Franklin Foer, The Atlantic; It’s Time to Regulate the Internet

"If we step back, we can see it clearly: Facebook’s business model is the evisceration of privacy. That is, it aims to adduce its users into sharing personal information—what the company has called “radical transparency”—and then aims to surveil users to generate the insights that will keep them “engaged” on its site and to precisely target them with ads. Although Mark Zuckerberg will nod in the direction of privacy, he has been candid about his true feelings. In 2010 he said, for instance, that privacy is no longer a “social norm.” (Once upon a time, in a fit of juvenile triumphalism, he even called people “dumb fucks” for trusting him with their data.) And executives in the company seem to understand the consequence of their apparatus. When I recently sat on a panel with a representative of Facebook, he admitted that he hadn’t used the site for years because he was concerned with protecting himself against invasive forces.

We need to constantly recall this ideological indifference to privacy, because there should be nothing shocking about the carelessness revealed in the Cambridge Analytica episode...

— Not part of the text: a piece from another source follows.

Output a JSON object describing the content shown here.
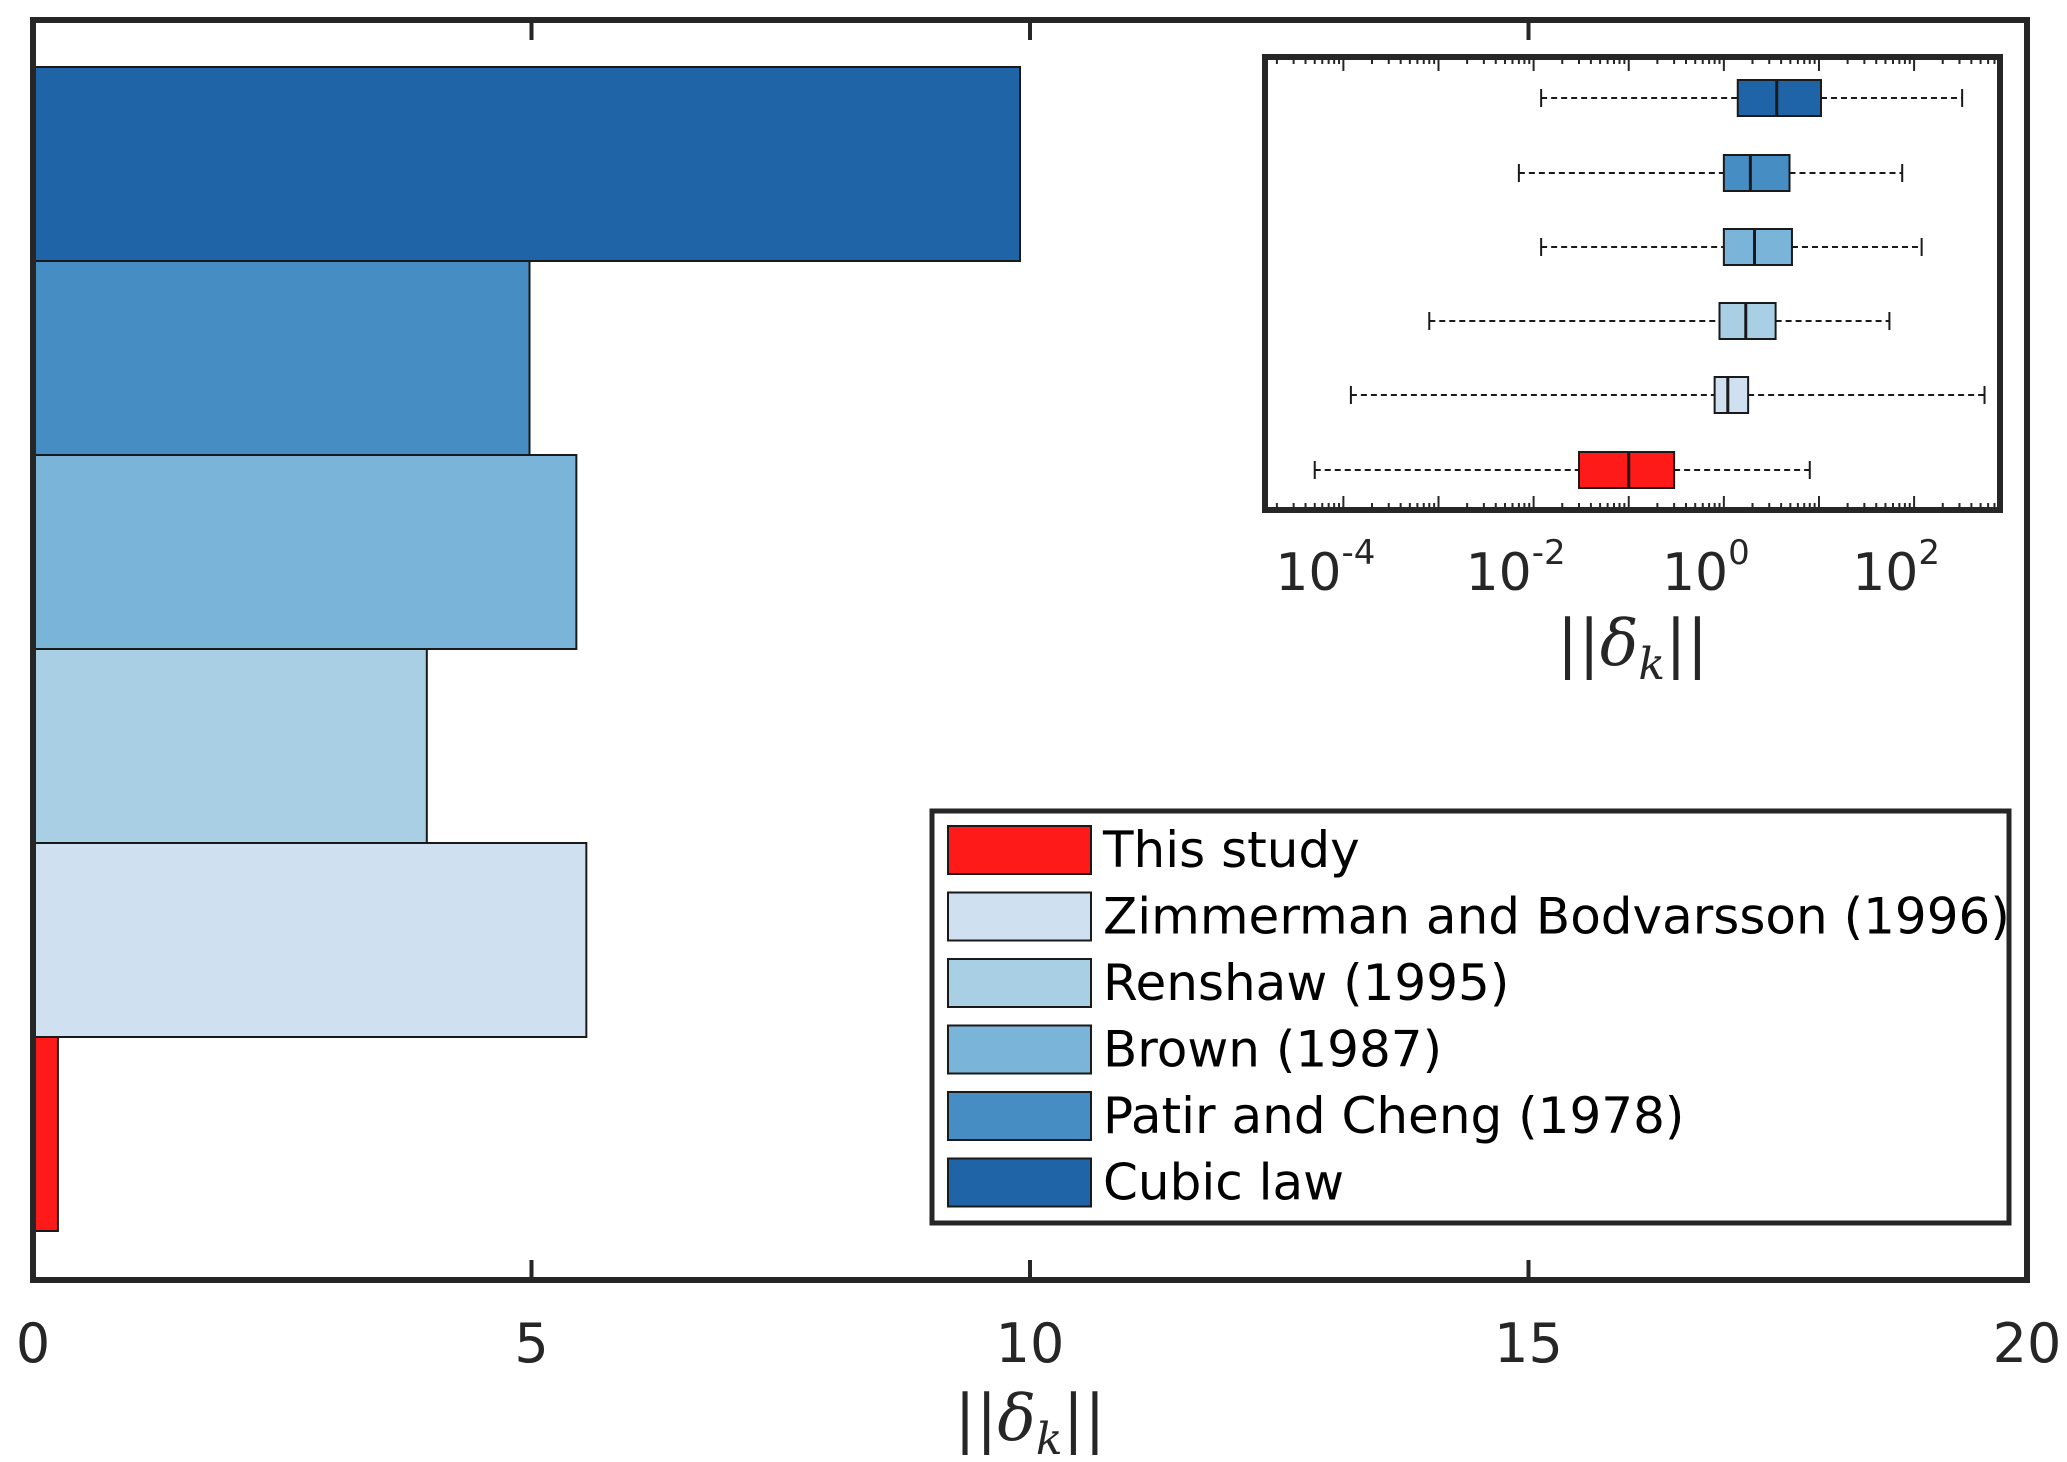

Facebook turned data—which amounts to an X-ray of the inner self—into a commodity traded without our knowledge."

Monday, March 19, 2018

Data scandal is huge blow for Facebook – and efforts to study its impact on society; Guardian, March 18, 2018

Olivia Solon, Guardian; Data scandal is huge blow for Facebook – and efforts to study its impact on society

"The revelation that 50 million people had their Facebook profiles harvested so Cambridge Analytica could target them with political ads is a huge blow to the social network that raises questions about its approach to data protection and disclosure.


As Facebook executives wrangle on Twitter over the semantics of whether this constitutes a “breach”, the result for users is the same: personal data extracted from the platform and used for a purpose to which they did not consent.
Facebook has a complicated track record on privacy. Its business model is built on gathering data. It knows your real name, who your friends are, your likes and interests, where you have been, what websites you have visited, what you look like and how you speak."

Wednesday, August 31, 2016

Companies are making money from our personal data – but at what cost?; Guardian, 8/31/16

Jathan Sadowski, Guardian; Companies are making money from our personal data – but at what cost? :
"Data appropriation is a form of exploitation because companies use data to create value without providing people with comparable compensation...
In short, rampant practices of data appropriation allow corporations and governments to build their wealth and power, without the headache of obtaining consent and providing compensation for the resource they desire.
Data appropriation is surely an ethical issue. But by framing it as theft, we can lay the groundwork for policies that also make it a legal issue. We need new models of data ownership and protection that reflect the role information has in society.
In the Gilded Age 2.0, a laissez-faire attitude toward data has encouraged a new class of robber barons to arise. Rather than allow them to unscrupulously take, trade and hoard our data, we must reclaim their ill-gotten gains and reign in the data imperative."